During the summer holidays I decided to read Evgeny Morozov’s To Save Everything, Click Here: Technology, Solutionism and the Urge to Fix Problems That Don’t Exist. My main reason to start reading this book was due to Morozov’s concept of solutionism, i.e. the urge to fix problems with (digital) technological means, even when unnecessary or unhelpful. Is this concept relevant for my research, or for the Digital Humanities? I’ll try to answer that question in this book review.
In the discussions and developments around digital technology, Morozov sees two prominent ideologies that he criticizes with this book. First, chapter one describes the aforementioned solutionism, where technology is employed to solve problems that are not necessarily problems, but rather excuses to use the technologies at hand. Second, chapter two describes Internet-centrism, where “the Internet” is used as a term to describe everything digital, and make all related concepts untouchable, for “the Internet” is a good thing. Moreover, this Internet-centrism describes the idea that the Internet is a revolution in human history, and should be seen as a new epoch in which all other things should be modelled after the Internet (or more specifically, organized like Wikipedia).

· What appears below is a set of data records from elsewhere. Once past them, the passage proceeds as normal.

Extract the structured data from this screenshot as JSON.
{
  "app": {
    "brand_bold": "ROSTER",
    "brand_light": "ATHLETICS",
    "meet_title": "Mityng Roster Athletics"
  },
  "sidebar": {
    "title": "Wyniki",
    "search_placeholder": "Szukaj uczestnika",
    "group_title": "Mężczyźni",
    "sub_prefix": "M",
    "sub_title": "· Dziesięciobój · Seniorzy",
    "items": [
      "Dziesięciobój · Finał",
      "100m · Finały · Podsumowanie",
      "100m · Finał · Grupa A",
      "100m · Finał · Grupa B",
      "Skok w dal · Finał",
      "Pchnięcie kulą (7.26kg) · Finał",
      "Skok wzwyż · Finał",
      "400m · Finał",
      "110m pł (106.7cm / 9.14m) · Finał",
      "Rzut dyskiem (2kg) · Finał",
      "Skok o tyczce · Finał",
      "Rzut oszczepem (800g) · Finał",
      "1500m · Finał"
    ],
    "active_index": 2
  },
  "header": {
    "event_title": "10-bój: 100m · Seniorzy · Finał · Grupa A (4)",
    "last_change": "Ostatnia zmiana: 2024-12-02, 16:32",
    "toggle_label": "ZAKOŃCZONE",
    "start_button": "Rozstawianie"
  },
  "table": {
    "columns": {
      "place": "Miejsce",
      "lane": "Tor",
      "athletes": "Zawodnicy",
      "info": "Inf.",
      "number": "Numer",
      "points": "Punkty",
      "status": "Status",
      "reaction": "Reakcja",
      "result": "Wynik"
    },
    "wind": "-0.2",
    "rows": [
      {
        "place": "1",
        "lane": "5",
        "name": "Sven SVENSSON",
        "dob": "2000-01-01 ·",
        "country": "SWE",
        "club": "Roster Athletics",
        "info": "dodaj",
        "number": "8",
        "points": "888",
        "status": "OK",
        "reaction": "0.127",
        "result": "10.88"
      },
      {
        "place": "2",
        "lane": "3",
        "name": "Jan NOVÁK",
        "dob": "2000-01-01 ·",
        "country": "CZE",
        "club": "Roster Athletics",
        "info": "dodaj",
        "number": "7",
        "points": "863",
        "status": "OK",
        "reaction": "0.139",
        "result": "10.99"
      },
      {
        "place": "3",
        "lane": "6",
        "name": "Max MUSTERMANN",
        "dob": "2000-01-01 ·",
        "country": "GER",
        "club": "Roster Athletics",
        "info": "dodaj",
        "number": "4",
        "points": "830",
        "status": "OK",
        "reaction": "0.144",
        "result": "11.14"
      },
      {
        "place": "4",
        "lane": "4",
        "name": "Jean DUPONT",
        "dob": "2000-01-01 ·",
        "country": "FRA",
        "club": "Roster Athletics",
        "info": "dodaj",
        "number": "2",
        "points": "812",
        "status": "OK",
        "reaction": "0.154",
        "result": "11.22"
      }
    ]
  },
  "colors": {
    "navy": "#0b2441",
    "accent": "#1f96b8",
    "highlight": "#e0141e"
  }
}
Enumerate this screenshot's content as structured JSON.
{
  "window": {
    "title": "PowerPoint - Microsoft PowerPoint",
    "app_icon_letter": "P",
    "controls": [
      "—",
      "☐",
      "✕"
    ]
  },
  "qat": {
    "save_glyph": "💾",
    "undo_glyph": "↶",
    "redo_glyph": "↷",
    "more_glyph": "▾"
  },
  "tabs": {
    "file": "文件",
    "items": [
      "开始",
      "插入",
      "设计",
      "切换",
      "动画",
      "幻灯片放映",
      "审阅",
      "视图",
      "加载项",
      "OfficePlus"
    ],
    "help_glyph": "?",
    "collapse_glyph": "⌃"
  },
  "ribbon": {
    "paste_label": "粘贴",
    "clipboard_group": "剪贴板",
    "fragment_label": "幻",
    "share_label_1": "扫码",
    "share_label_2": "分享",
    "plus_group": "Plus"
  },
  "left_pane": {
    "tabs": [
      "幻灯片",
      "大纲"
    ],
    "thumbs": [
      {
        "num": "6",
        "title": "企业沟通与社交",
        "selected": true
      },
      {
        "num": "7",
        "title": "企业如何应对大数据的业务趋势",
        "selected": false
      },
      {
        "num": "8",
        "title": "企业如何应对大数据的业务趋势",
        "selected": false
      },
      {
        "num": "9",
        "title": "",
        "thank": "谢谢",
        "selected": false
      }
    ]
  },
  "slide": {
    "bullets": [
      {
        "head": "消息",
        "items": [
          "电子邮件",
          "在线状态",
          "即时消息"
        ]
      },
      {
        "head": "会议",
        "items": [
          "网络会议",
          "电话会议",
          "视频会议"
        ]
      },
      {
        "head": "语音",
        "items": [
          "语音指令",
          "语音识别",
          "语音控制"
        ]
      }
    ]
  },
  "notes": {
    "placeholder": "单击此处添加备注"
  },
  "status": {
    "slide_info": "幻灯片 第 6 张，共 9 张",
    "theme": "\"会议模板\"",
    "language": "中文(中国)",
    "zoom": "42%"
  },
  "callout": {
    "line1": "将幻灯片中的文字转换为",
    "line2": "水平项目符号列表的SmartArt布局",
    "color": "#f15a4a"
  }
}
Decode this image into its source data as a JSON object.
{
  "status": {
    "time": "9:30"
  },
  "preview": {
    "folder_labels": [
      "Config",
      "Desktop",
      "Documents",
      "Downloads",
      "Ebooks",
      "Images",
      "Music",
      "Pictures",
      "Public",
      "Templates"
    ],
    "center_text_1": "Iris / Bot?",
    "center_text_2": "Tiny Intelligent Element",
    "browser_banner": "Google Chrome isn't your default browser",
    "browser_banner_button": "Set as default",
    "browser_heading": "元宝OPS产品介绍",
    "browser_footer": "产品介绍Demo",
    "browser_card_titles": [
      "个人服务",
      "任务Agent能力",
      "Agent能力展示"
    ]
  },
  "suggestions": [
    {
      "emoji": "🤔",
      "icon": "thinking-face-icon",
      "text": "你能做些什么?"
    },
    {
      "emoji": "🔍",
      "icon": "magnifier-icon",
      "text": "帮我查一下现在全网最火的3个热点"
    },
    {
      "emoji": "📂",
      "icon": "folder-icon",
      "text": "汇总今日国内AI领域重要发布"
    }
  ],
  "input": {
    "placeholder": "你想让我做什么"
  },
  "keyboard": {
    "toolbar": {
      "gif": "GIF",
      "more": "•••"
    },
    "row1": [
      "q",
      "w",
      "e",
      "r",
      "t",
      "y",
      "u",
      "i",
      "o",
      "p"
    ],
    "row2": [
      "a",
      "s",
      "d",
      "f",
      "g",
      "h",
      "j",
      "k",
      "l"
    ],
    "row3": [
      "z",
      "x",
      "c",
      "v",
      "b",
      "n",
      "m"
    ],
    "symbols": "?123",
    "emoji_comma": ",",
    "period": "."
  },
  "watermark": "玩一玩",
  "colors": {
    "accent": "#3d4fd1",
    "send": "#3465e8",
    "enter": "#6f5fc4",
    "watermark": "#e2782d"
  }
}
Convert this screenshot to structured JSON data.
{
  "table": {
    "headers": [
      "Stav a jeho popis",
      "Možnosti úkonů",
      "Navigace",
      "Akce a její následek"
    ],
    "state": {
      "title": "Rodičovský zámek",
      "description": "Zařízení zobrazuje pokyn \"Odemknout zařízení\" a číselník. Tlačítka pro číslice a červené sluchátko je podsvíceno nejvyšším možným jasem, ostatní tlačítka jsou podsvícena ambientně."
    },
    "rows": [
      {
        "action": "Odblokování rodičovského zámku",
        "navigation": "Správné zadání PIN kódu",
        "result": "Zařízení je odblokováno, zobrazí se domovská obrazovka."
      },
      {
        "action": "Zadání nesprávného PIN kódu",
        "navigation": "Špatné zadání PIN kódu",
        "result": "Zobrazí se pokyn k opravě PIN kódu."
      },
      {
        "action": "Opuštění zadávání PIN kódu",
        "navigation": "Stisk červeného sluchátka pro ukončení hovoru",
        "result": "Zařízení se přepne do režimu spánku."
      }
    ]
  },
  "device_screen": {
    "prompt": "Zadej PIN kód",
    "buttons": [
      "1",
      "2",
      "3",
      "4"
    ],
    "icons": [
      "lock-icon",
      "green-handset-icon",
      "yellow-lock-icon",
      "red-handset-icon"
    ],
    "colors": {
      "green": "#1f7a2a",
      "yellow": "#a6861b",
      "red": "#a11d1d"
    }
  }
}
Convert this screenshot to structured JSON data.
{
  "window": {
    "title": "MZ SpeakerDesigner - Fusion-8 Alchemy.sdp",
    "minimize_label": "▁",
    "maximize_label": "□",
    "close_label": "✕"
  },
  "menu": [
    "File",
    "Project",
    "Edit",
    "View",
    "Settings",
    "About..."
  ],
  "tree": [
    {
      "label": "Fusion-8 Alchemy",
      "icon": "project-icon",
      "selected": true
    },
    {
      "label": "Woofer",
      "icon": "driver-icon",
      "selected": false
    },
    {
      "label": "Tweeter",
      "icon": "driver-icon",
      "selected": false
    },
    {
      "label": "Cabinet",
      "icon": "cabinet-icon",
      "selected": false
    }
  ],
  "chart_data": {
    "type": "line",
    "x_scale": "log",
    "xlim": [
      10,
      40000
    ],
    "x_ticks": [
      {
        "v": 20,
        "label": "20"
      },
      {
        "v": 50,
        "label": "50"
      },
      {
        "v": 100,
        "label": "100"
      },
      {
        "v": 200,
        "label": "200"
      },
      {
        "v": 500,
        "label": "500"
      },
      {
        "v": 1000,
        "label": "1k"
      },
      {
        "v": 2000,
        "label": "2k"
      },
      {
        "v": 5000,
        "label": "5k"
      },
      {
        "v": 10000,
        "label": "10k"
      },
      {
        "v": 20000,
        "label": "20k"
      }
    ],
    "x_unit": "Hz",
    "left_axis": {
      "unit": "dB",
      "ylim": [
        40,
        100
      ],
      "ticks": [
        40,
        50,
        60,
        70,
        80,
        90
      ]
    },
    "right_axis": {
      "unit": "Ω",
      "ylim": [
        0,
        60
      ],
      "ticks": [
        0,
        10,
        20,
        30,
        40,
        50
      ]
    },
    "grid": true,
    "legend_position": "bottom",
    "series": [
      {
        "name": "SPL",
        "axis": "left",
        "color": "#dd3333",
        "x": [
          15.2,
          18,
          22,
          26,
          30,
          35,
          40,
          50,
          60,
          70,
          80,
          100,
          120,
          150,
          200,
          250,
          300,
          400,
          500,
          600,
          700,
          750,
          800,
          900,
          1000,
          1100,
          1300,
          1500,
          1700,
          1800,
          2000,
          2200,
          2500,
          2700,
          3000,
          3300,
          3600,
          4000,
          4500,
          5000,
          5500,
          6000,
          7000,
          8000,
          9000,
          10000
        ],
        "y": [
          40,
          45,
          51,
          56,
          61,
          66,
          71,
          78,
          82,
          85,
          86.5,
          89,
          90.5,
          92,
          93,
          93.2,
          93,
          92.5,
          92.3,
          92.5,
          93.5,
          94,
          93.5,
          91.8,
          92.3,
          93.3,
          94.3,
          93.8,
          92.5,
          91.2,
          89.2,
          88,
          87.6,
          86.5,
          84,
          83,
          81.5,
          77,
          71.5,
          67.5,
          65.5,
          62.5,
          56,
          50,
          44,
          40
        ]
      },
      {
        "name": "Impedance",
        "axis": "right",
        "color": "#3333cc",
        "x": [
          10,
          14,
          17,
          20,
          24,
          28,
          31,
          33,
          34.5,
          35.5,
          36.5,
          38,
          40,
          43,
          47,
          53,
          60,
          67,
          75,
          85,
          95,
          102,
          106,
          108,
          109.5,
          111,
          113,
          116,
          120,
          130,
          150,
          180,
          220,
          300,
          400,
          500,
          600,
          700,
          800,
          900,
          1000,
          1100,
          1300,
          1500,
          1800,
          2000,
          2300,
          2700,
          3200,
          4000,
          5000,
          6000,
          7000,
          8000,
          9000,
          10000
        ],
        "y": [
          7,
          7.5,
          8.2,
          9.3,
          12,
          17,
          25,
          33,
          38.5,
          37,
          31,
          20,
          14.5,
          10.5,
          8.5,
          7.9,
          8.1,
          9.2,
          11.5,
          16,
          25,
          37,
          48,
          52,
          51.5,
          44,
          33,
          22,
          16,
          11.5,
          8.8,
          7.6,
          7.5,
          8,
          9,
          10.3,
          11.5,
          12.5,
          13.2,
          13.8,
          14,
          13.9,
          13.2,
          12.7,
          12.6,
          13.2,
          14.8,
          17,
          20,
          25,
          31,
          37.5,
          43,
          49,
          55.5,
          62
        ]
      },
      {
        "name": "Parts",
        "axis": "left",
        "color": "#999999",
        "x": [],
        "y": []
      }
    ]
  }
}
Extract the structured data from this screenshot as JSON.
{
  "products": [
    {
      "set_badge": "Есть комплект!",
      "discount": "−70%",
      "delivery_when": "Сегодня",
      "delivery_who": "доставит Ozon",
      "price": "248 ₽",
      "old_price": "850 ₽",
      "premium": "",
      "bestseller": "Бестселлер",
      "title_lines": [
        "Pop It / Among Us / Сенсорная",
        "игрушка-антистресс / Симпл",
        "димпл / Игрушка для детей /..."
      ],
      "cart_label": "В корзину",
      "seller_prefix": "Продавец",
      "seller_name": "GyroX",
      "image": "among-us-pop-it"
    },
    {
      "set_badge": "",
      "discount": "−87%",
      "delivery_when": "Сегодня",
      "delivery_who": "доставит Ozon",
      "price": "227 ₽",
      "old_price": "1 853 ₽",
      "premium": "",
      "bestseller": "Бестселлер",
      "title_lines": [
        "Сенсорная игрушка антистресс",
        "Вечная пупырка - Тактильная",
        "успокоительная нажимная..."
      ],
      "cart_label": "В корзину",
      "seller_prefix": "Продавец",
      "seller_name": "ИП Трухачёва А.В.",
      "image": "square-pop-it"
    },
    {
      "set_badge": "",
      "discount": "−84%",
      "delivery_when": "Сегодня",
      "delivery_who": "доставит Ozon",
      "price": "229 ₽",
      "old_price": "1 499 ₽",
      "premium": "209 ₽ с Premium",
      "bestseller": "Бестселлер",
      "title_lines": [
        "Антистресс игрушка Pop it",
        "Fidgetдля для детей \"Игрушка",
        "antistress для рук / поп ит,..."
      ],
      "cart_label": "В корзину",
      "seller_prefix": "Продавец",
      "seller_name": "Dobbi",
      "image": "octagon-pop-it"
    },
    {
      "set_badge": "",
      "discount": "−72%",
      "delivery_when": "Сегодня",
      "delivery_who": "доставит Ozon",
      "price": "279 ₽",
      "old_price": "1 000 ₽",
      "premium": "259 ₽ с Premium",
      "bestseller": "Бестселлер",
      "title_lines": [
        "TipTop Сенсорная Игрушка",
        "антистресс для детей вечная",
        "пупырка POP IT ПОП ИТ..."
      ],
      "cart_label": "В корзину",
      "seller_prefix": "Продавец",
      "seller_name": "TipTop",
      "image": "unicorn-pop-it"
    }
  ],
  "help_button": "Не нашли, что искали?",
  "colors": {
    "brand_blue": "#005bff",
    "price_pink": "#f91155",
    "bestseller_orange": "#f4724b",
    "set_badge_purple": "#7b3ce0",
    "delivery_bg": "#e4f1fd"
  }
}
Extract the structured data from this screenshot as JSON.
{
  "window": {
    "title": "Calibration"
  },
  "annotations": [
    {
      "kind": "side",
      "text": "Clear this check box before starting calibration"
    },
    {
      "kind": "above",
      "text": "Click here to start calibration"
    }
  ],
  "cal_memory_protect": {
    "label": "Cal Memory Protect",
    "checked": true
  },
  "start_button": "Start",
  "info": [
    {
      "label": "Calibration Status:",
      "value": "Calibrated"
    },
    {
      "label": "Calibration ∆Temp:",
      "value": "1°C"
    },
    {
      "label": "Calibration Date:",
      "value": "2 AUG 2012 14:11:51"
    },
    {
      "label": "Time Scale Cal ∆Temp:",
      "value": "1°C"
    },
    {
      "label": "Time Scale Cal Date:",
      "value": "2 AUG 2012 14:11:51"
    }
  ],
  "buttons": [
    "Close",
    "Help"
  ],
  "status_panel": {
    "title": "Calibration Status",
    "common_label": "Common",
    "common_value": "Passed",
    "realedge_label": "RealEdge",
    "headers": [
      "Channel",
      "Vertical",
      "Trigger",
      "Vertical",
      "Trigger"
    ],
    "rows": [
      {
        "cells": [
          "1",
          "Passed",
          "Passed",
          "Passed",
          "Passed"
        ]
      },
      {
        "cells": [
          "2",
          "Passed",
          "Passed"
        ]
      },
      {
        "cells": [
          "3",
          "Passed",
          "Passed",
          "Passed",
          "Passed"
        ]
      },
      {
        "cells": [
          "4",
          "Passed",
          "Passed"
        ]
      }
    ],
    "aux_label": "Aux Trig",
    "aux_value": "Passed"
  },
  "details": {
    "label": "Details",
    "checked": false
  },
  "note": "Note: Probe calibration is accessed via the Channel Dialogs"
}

In the following chapters, Morozov criticizes the two ideologies unforgivingly, which makes for an enjoying read. However, he regularly cuts corners and appears to criticize cases because he does not want to understand their potential virtues. When addressing solutionism with respect to politics, he writes ““the Internet” is a great solution to a problem that doesn’t exist. The ultimate irony is that Internet-centric solutionists, in misdiagnosing the problem and trying to fix it in a rather perfunctory manner, may breed problems of their own” (p114) – the problem does not exist, yet is apparently also being misdiagnosed. What’s more, Morozov does not shy away from a good Godwin: “no one liked the idea that technology is just an extension of nature more than the Nazis … the Nazis heard the voice of technology: it informed them about gas chambers” (p217). One case of solutionism Morozov criticizes is Mendeley’s goal of measuring scholarly impact with more metrics, i.e. more data, and make science more efficient. Morozov quickly notes this may not be a good thing, and does so by pointing at the discussion around the impact factor, the very problem altmetrics such as Mendeley’s try to circumvent. In all his examples, Morozov employs the same assumption: because the means to address problems are fixed, namely with digital technology, he assumes the means are actually the goal, and there is no real problem at all. I think this assumption is too easy.
Is DH guilty?
His case for both solutionism and Internet-centrism might be valid mostly in the context of Silicon Valley talk, though even there it sounds somewhat prejudiced, but not so much for DH, where information technology is usually placed in a wider context than simply a twenty-year-old ‘era’ of the digital, although ‘digital age’ is a popular term in DH as well. Still, in his criticism of these two ideologies Morozov points to lots of research that raises questions of relevance also for the Digital Humanities. Are DH scholars guilty of pro-innovation bias? In academic literature, only about 1/1,000 articles address the negative or undesirable consequences of innovation (Sveiby, Gripenberg & Segercrantz, 2012), how is this in DH? Is the process of digitising all (or as much as possible) material in archives and libraries a manifestation of information-processing imperative, “the view of information gathering as knowledge discovery along a single, inevitable trajectory of forward progress” (Cohen, 2012)? To answer why we would like to collect so much information or data, Morozov points to the hope that this might lead to the discovery of patterns. Yet, he warns that this hope may be futile, citing research by Austin et al. (2006): “the more we look for patterns, the more likely we are to find them, particularly when we don’t begin with a particular question“, an issue recently wonderfully visualised by Tyler Vigen’s spurious correlations. What can DH expect from the ‘discovery of patterns’ recently popularised by scholars such as Rens Bod (Bod, 2013)?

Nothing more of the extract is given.